O príncipe, que a principio recusou o alvitre, decidiu-se por fim mandar esvaziar o prato da balança contra-posto ao do novelo e a entrar nele sozinho. Ó espanto! Imediatamente os dois pratos se equilibraram no ar. Como é natural, semelhantes fenômenos assombrou a todos.
— Parece que esta menina ganhou Vossa Alteza e tudo quanto lhe pertence, — disse o cortesão que tinha aconselhado o príncipe a subir na balança.
— Perfeitamente, — respondeu ele. É isso mesmo. Porém... que idéia foi essa de eu me colocar dentro da balança? Agora, paciência... a minha palavra não pode voltar atrás. Pertenço, de ora em diante a moça que aqui está.
Enquanto dizia isto, reparava atentamente na beleza da princesinha. Era muito mais linda e muito mais graciosa do que a noiva do vestido vermelho!
Levada à presença do rei, a princesinha contou-lhe toda a sua vida. e o rei, encantado com a perspectiva de ter nora tão galante, determinou que daí a sete dias se realizasse o casamento dela com o príncipe. Dizem que sete é conta de mentiroso. Eu, porém, garanto que tudo isto que estou contando aconteceu de verdade. Palavra!
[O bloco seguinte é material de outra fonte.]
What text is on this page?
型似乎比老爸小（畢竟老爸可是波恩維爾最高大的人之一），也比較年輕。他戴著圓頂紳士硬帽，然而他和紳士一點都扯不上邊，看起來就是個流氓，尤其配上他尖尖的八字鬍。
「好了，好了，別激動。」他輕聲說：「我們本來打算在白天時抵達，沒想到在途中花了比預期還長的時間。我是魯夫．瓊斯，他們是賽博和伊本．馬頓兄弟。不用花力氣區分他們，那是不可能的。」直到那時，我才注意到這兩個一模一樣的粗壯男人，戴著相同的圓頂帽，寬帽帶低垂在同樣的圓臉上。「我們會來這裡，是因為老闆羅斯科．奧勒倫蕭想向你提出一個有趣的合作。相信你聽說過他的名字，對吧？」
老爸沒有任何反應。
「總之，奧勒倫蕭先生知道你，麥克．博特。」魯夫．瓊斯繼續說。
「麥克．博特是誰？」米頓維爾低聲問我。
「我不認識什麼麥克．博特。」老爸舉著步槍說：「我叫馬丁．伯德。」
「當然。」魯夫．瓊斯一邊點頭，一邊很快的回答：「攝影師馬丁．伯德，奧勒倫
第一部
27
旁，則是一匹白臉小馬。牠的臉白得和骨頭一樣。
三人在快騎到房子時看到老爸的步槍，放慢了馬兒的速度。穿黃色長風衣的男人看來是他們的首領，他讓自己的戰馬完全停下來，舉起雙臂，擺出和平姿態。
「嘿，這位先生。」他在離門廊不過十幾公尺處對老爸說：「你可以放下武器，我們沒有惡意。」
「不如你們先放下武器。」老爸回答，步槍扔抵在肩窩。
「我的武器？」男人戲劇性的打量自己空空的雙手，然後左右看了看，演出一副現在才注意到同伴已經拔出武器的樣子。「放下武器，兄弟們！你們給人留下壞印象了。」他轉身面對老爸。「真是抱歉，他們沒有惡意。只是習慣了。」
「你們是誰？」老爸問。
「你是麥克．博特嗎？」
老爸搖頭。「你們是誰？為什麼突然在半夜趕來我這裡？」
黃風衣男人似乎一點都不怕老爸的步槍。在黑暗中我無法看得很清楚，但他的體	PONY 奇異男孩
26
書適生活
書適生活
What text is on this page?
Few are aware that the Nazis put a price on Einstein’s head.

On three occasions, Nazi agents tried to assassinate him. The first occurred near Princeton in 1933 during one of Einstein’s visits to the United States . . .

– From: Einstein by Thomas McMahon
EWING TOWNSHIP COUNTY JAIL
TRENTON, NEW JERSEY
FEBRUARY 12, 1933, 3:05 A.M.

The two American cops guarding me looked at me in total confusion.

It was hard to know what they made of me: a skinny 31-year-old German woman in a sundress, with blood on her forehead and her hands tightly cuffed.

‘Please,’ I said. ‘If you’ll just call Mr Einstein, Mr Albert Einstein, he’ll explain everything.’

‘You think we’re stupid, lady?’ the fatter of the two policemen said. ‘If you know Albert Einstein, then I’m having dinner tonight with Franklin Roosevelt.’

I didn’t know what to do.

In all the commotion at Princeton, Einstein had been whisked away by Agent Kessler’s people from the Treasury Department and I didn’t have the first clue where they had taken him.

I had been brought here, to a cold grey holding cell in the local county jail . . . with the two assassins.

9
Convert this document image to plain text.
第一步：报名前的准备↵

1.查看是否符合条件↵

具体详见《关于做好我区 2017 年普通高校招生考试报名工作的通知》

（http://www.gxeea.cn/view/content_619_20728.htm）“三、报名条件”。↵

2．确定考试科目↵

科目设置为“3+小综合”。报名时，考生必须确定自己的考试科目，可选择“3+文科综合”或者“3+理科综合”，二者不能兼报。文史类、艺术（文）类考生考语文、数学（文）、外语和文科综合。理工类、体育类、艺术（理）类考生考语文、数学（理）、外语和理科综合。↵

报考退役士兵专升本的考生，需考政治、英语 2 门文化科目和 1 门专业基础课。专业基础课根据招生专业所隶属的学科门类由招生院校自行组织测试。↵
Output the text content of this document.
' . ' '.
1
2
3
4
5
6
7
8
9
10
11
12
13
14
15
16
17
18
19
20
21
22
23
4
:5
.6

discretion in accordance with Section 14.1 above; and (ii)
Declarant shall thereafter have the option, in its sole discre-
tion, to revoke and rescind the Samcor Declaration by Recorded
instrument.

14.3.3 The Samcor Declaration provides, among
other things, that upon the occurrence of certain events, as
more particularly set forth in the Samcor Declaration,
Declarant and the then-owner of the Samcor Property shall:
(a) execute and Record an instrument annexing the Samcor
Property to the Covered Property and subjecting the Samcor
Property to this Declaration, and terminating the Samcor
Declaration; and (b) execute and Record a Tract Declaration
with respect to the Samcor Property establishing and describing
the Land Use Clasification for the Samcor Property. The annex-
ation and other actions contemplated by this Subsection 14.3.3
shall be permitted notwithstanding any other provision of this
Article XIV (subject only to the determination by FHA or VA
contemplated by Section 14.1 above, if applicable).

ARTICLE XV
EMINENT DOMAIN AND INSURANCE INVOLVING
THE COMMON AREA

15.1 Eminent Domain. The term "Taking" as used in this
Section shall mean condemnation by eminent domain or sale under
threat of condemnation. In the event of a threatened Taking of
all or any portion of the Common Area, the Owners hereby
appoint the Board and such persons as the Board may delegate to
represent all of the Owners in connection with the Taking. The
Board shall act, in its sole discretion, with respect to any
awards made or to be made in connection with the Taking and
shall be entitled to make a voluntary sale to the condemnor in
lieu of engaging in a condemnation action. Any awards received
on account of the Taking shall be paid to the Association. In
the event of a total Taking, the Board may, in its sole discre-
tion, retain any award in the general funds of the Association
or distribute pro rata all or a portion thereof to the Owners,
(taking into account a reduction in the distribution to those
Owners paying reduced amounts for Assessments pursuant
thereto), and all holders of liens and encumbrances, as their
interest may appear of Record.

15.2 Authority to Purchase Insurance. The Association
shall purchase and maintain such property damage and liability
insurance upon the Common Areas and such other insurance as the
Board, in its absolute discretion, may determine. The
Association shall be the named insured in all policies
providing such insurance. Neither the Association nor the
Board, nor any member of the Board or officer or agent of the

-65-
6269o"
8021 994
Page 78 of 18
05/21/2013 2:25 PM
O rei convidou-me para o jantar do casamento, ao qual compareceram os pais e os irmãos da princesinha, bem como a preta que desfizera a sua má sorte.
Embora o país em que isto se deu fique a milhares e milhares de léguas de distância, eu, logo que um anão voador me trouxe o convite do rei, respondi agradecendo e declarando que lá estaria na hora exata. Parti na véspera montado no meu cavalo que de noite anda tanto como o vento e de dia tanto como o pensamento. Cheguei, com assombro geral, no momento preciso em que todos se encaminhavam do jardim do palácio para o salão do banquete.
As festas foram de uma beleza indescritível!
O casal foi sempre muito feliz, e a princesinha de má sorte nunca mais teve desgosto na vida.